The Truckee, fed by melting snow from the Sierras, flows 110 miles northeast from Lake Tahoe through Reno and Sparks en route to Pyramid Lake. It not only supplies fodder for photo buffs but supports the Cui-ui, a fish found nowhere else in the world, as well as cutthroat trout.
The 1905 Virginia Street Bridge is hardly the oldest structure in town; Masonic Hall (1872) and the locomotive house (1889) have it beat, while the Lane Building (1906) and the Lincoln Hotel and St. Thomas Aquinas Cathedral (both 1907) come close.

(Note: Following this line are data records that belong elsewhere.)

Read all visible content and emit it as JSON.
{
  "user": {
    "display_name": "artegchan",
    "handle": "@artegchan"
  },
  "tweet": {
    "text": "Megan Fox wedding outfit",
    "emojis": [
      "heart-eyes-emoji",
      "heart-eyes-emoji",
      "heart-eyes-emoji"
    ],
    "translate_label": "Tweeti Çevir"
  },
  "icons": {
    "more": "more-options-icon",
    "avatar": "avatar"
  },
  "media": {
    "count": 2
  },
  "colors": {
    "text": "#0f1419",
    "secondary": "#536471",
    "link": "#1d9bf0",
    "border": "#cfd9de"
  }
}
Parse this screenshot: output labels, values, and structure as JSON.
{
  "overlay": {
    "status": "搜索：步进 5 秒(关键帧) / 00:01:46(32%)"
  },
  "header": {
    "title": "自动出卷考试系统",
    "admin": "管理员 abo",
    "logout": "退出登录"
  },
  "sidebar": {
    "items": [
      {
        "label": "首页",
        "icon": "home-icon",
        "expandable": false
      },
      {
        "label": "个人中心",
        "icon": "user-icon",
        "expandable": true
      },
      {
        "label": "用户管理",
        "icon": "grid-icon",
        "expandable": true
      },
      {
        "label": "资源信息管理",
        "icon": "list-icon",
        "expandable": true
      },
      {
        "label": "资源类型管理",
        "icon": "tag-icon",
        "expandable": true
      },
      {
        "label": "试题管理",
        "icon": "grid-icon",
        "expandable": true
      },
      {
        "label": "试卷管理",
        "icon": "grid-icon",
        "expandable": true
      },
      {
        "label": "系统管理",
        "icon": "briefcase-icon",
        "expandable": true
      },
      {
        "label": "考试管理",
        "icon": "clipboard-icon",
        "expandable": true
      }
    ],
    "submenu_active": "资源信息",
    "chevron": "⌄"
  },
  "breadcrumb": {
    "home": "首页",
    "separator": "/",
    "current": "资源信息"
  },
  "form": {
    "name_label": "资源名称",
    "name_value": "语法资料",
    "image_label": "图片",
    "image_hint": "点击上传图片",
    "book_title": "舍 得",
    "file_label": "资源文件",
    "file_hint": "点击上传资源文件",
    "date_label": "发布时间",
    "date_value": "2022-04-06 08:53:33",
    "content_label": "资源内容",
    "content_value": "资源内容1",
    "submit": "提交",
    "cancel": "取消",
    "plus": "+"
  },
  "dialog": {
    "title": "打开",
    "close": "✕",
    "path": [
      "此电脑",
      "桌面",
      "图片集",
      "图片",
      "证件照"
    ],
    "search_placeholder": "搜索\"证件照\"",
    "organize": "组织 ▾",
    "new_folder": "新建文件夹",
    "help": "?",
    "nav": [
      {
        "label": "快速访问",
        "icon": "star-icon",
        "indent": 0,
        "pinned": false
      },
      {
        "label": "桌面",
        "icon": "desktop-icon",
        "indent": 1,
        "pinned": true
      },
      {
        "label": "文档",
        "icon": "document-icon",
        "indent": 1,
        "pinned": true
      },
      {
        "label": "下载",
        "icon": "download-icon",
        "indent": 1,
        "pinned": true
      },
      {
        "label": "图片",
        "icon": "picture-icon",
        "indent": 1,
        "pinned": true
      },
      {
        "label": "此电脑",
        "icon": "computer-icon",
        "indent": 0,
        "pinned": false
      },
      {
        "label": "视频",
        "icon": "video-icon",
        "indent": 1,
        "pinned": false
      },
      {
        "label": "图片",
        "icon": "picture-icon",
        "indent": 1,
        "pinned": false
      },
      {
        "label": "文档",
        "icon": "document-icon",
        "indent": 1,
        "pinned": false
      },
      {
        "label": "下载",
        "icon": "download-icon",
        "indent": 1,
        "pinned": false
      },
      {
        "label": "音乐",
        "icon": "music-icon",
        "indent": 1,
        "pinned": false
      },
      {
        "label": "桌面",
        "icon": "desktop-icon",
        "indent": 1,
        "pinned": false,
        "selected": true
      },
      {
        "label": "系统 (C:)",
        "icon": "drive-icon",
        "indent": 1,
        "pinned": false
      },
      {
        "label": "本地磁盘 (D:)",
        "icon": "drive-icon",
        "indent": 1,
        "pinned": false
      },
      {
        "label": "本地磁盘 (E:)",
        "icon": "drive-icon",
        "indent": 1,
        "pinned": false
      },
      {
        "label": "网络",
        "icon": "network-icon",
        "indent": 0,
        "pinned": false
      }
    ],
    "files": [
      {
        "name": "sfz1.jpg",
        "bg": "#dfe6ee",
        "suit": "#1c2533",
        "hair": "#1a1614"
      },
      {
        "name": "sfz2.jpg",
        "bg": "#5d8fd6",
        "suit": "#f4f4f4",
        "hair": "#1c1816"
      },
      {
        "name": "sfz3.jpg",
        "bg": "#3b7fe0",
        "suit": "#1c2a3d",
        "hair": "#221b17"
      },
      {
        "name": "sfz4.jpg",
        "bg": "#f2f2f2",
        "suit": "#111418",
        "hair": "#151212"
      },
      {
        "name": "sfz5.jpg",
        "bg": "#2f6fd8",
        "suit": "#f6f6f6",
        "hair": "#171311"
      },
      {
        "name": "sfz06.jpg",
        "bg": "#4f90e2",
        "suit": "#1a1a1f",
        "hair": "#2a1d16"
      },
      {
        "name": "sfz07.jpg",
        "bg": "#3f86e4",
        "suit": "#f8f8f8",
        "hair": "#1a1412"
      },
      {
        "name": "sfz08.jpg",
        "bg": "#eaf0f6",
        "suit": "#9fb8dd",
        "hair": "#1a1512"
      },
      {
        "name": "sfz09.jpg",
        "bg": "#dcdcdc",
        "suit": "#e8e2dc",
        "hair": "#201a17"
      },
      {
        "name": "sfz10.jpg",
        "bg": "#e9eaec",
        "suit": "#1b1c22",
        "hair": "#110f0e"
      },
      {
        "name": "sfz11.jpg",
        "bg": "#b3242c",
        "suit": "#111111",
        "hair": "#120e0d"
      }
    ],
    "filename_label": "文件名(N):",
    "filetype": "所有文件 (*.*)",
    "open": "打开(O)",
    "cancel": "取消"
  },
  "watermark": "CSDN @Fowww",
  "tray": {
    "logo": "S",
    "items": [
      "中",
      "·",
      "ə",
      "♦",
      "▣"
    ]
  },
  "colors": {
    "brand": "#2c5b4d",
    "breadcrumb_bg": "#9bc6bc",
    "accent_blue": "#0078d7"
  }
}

When the weather warms, rafts and kayaks cavort in the six-year-old whitewater park on the Truckee not far from the downtown ballpark home of the Triple-A Reno Aces, entering their second season in 2010. The PGA Tour stops in Reno every year [the Legends Reno-Tahoe Open] and the U.S. Bowling Congress brings its championships to town once every third year.
Visitors arrive daily from San Francisco, Sacramento, and Las Vegas, larger cities to the west and south, by trains, planes, and automobiles that climb photogenic mountain passes above Lake Tahoe.
The largest alpine lake in North America, Tahoe embraces 71 miles of shoreline – photogenic in any season. Paddlewheel cruises are popular in summer, with dog-sledding a wintry alternative.
Almost as big an attraction as the lake is Virginia City, the one-time richest place on the planet where Mark Twain launched his literary career [his desk, chair, and books are on display at The Territorial Enterprise]. At 60-90 minutes, the ride on the historic steam train is considerably longer than the quick hop south from Reno. Virginia City has mine tours, trolley tours, a radio museum, a history center, and something aptly called “The Way It Was” museum.